November 21 is the World Day of Remembrance for Road Traffic Victims. It is a day to honor the 1.3 million lives lost each year around the world in motor vehicle crashes.
Today, I urge everyone to take a moment to remember all those who have lost loved ones in crashes, as millions have done around the world since 1995. Here in the United States, traffic deaths are up 18 percent over the first half of 2020. We are on pace to lose 40,000 Americans this year alone.
My thoughts are with all who have lost loved ones, but especially those I’ve met who lost loved ones in crashes that the NTSB has investigated, and the survivor advocates I’ve gotten to know over the years.
We need to remember these numbers are people from our communities. They are lives lost: mothers, fathers, or children suddenly, permanently gone; brothers and sisters absent from holiday gatherings; friends missing from a baby shower. We record our losses in data tables, but we feel them at the dinner table, and in the graduations, weddings, and birthdays never celebrated.
At a November 10 virtual roundtable on the need for our nation to transition to a Safe System approach, I called for a moment of silence in advance of the World Day of Remembrance. I said then that, for the NTSB, the toughest part of our job is facing family members after a tragedy, explaining that their loved one’s death was 100 percent preventable and that we’ve issued recommendations which, if acted upon, would have prevented the crash and the loss of their loved one.

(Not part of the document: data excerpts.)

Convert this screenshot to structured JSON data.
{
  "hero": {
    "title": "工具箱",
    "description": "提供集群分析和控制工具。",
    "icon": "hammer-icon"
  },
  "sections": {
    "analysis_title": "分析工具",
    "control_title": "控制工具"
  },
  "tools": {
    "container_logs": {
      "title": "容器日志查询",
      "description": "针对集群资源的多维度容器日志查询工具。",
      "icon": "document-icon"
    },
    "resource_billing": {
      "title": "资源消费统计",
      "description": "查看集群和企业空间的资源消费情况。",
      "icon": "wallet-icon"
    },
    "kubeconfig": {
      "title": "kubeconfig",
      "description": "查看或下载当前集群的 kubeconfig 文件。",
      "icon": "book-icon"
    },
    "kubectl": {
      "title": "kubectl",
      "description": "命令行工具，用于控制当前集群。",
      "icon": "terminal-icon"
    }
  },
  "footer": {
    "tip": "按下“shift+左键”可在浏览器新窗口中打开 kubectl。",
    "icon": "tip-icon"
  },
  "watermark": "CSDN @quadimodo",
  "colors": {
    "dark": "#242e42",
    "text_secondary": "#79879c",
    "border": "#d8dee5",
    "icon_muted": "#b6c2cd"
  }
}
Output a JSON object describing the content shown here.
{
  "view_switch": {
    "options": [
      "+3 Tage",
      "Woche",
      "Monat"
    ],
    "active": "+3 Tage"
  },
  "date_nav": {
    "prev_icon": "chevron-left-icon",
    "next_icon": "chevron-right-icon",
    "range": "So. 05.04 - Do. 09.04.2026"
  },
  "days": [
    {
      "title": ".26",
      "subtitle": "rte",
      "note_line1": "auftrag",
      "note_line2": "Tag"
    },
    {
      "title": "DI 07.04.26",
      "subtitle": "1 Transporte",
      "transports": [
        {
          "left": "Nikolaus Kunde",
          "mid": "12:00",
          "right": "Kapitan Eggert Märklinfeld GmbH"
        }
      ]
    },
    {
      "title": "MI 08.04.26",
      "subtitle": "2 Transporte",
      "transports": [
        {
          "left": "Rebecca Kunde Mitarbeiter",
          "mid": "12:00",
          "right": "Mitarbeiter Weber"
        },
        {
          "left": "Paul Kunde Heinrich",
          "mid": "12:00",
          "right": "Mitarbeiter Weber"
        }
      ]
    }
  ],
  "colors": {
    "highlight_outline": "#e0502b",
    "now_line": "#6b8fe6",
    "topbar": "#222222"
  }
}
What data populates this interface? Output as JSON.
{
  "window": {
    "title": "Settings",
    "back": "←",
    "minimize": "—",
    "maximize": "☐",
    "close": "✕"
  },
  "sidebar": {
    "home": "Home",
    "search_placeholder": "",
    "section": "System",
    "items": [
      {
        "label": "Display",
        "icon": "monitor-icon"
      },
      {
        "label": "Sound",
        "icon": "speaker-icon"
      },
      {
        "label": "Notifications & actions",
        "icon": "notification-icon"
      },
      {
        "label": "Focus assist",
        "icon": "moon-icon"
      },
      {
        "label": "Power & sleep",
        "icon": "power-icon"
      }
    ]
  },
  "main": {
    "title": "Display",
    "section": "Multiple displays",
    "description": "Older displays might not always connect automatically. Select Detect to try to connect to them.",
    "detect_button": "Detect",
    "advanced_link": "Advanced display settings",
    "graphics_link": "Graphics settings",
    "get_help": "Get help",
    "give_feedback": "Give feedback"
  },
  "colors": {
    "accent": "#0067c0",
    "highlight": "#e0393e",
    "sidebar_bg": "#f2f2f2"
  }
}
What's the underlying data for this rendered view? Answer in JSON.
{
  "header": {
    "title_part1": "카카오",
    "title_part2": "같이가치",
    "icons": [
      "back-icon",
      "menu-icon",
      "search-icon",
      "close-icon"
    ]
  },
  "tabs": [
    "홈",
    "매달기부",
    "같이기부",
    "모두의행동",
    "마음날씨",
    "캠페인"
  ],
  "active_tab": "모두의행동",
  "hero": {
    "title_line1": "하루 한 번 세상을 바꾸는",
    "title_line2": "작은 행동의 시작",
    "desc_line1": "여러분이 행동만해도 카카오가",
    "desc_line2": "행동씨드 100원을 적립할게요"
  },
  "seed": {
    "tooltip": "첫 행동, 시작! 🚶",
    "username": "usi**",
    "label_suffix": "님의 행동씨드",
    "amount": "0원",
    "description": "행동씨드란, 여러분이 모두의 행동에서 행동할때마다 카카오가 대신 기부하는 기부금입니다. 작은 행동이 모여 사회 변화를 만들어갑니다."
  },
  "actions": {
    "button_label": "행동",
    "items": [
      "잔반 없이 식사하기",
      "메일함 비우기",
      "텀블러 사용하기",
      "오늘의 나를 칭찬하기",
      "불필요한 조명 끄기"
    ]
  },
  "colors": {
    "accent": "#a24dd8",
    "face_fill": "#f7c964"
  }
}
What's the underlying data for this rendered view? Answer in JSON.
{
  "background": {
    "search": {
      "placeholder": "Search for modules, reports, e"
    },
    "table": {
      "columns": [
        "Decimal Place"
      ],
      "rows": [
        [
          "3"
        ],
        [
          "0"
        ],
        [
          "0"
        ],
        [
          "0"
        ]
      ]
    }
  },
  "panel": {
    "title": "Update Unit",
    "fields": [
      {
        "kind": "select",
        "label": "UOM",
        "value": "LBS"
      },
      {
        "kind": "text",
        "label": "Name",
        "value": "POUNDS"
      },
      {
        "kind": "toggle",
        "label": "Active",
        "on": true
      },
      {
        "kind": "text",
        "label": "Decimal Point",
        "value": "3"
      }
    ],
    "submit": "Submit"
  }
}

Then I said that we need a paradigm shift in how we address this ever-growing public health crisis.
For 26 years now, the world has memorialized the victims of motor vehicle crashes, and we have been right to remember them. No loss should be forgotten. But these are unnecessary losses. They must not be remembered only in words.
They deserve and demand action now.
They demand to be remembered with road treatments, traffic calming measures, engineering speed assessments, road safety laws, and other investments that will result in safe roads and safe speeds on those roads.
They demand to be remembered with the manufacture of safe vehicles that should come standard with better technology for avoiding collisions, including collisions with pedestrians, bicyclists, and motorcyclists.
They must be remembered with vehicle sizes and shapes that are less likely to result in the pedestrian and bicyclist deaths that we have seen so often.
They demand to be remembered with ignition interlocks for all impaired drivers, in the development of in-vehicle alcohol detection technology, and in fair and just traffic law enforcement.
They demand to be memorialized with increased investments in alternative modes of transportation, like public transit, which will reduce crashes on our roads, in newly changed laws to improve road safety, and in the enforcement of existing laws.
But most of all, these victims should be remembered as what they were: flesh and blood. Human. Vulnerable.
Put that image at the center of all the other aspects of our roads, and you’ll see the road as we must in order to finally make it safe. Don’t think of numbers, think of people. Put them at the center of every decision about our road system. That’s the paradigm shift that we need—to make our many layers of traffic hazards into layers of traffic protection, so that when crashes happen, nobody pays for it with their life.
This Day of Remembrance, let’s remember that the candle we light to remember victims is more than just a memorial; it’s a light showing the way to a safer tomorrow.